3) Regular Monitoring of Work Progress

Schedule check-ins throughout the week to determine work progress.

By doing so, you can find out from your remote staff if they are facing problems or challenges with the work. Aside from giving them much needed advice, you can also assign extra assistance if needed in order to complete the work.

In some cases, you may also allow them to go to the office in person if the tools and information they need can only be found there.

4) Practice Effective Interaction and Transparency

One of the problems with WFH is the lack of human interaction.

While many remote workers breathe sighs of relief that they don’t have to deal with stresses and conflicts with bosses and other co-workers, they still need human interaction to keep motivated.

When scheduling meetings with your remote staff, always make sure that you not only inquire about the project at hand and how they are doing. Offer them support and advice to boost their morale.

Consider updating them on the latest happenings in the office, both good and bad.

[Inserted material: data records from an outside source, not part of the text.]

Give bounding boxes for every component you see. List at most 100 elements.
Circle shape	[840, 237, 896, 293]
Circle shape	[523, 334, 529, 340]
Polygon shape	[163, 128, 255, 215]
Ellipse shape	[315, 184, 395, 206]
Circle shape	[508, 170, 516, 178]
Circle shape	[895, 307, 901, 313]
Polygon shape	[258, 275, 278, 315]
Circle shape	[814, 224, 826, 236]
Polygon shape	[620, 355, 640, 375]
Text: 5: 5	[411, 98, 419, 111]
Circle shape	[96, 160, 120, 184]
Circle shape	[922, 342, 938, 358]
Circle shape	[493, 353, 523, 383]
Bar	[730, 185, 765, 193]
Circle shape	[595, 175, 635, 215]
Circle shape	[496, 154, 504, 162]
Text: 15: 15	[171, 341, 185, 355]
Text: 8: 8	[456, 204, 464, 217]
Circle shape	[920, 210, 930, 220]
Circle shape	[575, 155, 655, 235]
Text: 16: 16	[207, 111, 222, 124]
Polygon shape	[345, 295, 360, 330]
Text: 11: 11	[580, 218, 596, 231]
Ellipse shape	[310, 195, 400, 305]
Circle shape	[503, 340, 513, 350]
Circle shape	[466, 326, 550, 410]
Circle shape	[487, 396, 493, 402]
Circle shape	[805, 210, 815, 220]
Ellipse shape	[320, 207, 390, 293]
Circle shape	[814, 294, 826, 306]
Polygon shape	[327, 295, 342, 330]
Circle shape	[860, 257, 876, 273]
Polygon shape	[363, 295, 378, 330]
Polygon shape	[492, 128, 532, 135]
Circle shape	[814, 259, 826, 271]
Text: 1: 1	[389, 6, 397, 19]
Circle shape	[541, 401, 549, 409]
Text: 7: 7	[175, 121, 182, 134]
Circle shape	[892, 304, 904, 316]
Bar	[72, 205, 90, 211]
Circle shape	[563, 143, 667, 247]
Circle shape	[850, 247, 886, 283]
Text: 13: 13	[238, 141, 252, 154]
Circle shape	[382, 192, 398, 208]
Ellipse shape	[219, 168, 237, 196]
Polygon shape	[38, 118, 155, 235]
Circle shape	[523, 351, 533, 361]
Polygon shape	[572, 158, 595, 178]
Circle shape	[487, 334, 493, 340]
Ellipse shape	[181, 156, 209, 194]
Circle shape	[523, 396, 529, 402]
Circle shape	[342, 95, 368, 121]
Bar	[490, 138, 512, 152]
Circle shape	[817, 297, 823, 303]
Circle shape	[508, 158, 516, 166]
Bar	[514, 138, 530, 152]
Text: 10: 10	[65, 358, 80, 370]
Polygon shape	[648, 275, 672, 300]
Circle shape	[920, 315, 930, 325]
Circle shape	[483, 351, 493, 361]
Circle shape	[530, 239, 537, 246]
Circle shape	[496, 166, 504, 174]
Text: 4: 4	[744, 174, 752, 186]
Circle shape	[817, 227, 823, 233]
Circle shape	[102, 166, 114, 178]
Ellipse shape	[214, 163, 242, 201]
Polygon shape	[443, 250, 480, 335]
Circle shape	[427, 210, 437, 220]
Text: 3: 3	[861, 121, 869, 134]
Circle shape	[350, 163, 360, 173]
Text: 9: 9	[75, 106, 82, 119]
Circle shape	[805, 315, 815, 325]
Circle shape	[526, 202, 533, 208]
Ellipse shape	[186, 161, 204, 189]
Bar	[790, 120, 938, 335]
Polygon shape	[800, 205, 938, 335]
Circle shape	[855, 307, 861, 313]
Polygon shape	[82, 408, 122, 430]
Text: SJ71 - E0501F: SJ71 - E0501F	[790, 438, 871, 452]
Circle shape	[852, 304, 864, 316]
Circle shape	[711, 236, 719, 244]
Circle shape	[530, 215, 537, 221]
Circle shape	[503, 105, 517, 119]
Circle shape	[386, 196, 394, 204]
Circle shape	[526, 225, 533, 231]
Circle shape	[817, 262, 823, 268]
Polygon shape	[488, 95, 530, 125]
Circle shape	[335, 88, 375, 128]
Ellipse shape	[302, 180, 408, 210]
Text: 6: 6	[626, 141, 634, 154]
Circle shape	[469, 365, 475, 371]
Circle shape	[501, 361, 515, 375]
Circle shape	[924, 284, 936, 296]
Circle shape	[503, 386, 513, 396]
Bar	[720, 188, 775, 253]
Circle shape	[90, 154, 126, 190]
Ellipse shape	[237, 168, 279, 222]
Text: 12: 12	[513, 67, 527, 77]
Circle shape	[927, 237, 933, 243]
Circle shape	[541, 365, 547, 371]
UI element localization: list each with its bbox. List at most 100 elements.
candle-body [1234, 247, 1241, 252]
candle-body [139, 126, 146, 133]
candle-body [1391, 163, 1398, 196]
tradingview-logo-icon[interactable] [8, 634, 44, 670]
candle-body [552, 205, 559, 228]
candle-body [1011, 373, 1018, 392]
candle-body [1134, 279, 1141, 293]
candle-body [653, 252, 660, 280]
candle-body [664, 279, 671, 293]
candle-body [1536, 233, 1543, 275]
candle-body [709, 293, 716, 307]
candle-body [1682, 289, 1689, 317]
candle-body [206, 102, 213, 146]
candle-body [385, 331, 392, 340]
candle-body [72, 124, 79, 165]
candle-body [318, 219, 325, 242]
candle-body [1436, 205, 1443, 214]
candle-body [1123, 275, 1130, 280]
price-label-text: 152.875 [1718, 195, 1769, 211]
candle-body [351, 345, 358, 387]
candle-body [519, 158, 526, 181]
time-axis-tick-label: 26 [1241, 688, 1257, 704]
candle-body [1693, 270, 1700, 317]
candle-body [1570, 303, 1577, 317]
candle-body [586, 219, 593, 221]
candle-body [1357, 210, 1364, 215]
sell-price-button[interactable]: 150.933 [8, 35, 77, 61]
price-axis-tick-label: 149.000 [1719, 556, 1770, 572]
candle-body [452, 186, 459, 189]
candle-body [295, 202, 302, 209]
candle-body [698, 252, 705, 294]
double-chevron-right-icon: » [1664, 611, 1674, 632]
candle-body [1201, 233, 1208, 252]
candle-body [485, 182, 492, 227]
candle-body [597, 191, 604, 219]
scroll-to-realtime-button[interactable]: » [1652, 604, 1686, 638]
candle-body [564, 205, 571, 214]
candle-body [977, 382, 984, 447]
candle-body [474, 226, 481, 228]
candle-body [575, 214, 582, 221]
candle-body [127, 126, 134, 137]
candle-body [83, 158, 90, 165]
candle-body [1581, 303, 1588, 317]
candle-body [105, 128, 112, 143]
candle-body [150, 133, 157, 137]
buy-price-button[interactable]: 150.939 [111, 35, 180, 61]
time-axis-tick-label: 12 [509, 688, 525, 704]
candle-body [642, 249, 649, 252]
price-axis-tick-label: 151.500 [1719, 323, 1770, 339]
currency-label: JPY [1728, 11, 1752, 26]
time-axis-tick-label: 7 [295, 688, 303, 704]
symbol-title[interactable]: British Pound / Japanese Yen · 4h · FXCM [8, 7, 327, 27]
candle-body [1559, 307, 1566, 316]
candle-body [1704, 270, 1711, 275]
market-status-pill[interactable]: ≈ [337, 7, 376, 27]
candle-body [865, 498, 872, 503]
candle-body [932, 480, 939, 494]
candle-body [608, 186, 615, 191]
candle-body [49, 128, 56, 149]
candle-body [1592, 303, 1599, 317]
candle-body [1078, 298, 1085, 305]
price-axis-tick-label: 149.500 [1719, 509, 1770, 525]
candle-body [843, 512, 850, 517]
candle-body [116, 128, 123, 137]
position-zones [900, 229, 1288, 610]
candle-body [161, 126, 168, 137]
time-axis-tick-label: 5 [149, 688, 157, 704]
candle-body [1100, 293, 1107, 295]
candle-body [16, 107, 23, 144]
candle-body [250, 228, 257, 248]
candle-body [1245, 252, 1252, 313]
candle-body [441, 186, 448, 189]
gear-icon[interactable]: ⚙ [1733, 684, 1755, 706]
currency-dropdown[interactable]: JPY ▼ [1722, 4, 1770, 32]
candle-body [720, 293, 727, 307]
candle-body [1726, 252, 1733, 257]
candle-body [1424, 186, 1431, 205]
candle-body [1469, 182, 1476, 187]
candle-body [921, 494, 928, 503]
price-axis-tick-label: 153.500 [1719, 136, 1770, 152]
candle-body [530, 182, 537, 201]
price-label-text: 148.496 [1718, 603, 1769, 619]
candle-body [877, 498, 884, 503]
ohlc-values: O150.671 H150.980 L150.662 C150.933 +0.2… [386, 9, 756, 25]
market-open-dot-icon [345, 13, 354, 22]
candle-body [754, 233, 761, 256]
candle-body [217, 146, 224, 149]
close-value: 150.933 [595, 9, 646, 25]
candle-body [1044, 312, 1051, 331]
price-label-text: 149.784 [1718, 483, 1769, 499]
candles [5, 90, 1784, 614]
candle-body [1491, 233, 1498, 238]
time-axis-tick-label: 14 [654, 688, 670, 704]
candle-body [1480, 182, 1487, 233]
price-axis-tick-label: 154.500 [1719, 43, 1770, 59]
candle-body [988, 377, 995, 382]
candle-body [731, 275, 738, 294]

Always remember that your remote workers still want to feel that they are a part of the team and don’t want to be forgotten just because they are working from home.

Your transparency about office issues also promotes feelings of solidarity and trust that, together, you can work out these problems.

5) Put Your Trust in Your Remote Staff

Some employers feel that they should be monitoring and contacting their remote staff frequently.

This, however, causes feelings of distrust to arise in both the employer and the remote worker. If you have valid cause to worry about a remote worker, it is best to address them directly and determine the problems that they are facing.

Give them your trust and support that they can accomplish whatever tasks you give them.

If you’re still have questions whether working from home is more or less productive, check out out blog post on the topic too.

6) Be Open to Feedback

As an employer, you should also be open to receiving feedback from your remote staff.

This involves being open-minded to any suggestions that they can give in order to improve work output and working relations. Encourage your remote staff to be honest about existing work challenges or if there are certain anomalies being perpetrated by other staff members.

Whether you’re an employee or an employer, consider applying these usual tips for a successful shift to a work-from-home scenario!